Затем Альберт сообщил о пожелании Шюца присутствовать при чтении манускриптов, чем тот надеется иссечь в себе вдохновенную искру, надобную для того, чтобы вослед Монтеверди, пишущему мадригалы на родном своем языке, делать то же на языке немецком либо, коли будут читаны сочинения драматического жанра, чтобы отыскать среди них материал для оперы — подобно тому, как это уже случилось однажды, двадцать лет назад, с «Дафной» покойного Опица; за что он, пользуясь возможностию, приносит свою благодарность посреднику в том деле, присутствующему здесь магистру Бухнеру.
Теперь все, затаив дыхание, ждали, что ответит маэстро, ибо на лице Шюца во все время, пока Альберт его восхвалял, сетовал на сложность его музыки и говорил о своих пожеланиях, не отразилось ровным счетом ничего. Изборожденное заботами чело его, нависшее над высокими бровями, ни разу не нахмурилось, не говоря уже о том, чтобы разгладиться. Так же недвижны были его очи, уставленные на что-то печальное, разыгрывавшееся где-то вне трактирных стен. Легкие складки притаились в углах рта, тщательно обрамленного усами и эспаньолкой на фасон Густава Адольфа. Длинные белесоватые волосы зачесаны назад от висков и со лба. Недвижное спокойствие, не колеблемое даже дыханием.
Заговорив, благодарил коротко: он лишь развил то, чему научил его Иоганн Габриель. Несколько странной, если не ребячливой, показалась наивность, с какой сей благовоспитанный муж стал показывать всем за столом перстень, дарованный ему в знак дружбы Джованни Габриели незадолго до смерти. Жалобу Альберта на трудность полифонии он отверг одной фразой: искусство, стремящееся быть достойным чистого слова Божьего, требует совершенства.
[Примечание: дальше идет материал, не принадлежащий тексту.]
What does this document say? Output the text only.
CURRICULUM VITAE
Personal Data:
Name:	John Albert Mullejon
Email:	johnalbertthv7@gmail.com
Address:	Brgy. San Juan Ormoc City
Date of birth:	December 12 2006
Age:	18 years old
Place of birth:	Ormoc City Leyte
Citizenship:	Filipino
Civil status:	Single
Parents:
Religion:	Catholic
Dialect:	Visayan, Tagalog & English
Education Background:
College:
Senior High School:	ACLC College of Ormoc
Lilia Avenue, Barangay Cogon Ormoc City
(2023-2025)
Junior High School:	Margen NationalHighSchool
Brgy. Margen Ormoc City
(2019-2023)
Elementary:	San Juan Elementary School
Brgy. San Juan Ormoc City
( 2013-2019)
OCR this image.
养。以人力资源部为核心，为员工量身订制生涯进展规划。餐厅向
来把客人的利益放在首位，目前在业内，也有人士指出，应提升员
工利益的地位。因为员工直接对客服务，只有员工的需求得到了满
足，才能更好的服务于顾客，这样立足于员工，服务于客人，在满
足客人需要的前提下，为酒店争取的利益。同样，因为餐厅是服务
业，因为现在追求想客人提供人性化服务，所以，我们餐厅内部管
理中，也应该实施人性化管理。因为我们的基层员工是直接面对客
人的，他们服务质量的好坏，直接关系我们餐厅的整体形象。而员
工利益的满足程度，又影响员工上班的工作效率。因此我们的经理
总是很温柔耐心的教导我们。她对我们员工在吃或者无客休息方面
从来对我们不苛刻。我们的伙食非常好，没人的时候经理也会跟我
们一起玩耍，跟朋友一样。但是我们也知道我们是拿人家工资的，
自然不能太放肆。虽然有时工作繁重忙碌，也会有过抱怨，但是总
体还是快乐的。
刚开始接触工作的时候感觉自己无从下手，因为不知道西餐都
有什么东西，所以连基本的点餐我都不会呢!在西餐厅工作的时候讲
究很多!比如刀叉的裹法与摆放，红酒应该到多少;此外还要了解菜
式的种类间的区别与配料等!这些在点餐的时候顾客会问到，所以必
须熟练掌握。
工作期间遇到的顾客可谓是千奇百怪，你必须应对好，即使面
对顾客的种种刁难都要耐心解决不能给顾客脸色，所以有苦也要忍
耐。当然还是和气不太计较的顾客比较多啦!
Тут же последовал первый, тихо произнесенный, но всем длинным столом услышанный приговор: кто ищет легкого, лежащего вне искусства, пусть довольствуется рифмованными строфическими песнями да генерал-басом. Однако теперь он хотел бы услышать то, чего сам производить не может: сладостное сочетание искусных слов.
Тут говоривший сидя Шюц встал и тем подал знак перебираться в более просторную залу, так что Даху не пришлось к этому призывать. Все поднялись из-за стола, один Гергардт медлил, отнеся уничижительную Шюцеву оценку строфических песен к собственной персоне. Векерлин вынужден был его увещевать и в конце концов преуспел.
Другого сорта морока приключилась у Даха с Грифиусом — тот наотрез отказывался приступить к чтению сцен из трагедии, завершенной совсем недавно в Страсбурге, на пути из Франции. Он, так и быть, почитает, но не сразу, не тотчас, — не будет он угождать этому Шюцу, сколь ни почтенна заслуженная им слава. Кроме того, в сочинители либретто для опер он не годится. Недостает ему должного придворного велелепия. Пусть Дах вызовет сначала других — хотя бы молодых. Коим, сдается, и ночь не в помочь. Вон зевают в три зева да подкашиваются в коленках. Даже Грефлингер — и тот прикусил язык. Может, хоть собственные стишки растормошат их создателей — это токмо на других они наводят тоску.
Дах никому не перечил. Только вот когда Рист с Мошерошем попытались склонить его для начала к оглашению манифеста, над которым они, держа совет с Гофмансвальдау и Гарсдёрфером, прокорпели ночь, а потом переделывали его утром, желая принять его как воззвание к миру — обращение немецких поэтов к своим князьям, то тут уж кёнигсбергский магистр не на шутку испугался разброда в своей литературной семье. «Потом, потом, дети мои! — вскричал он. — Сперва попробуем усладить господина Шюца чернильными упражнениями своими. Политика же — увечная спутница мира, и никуда она от нас не убежит».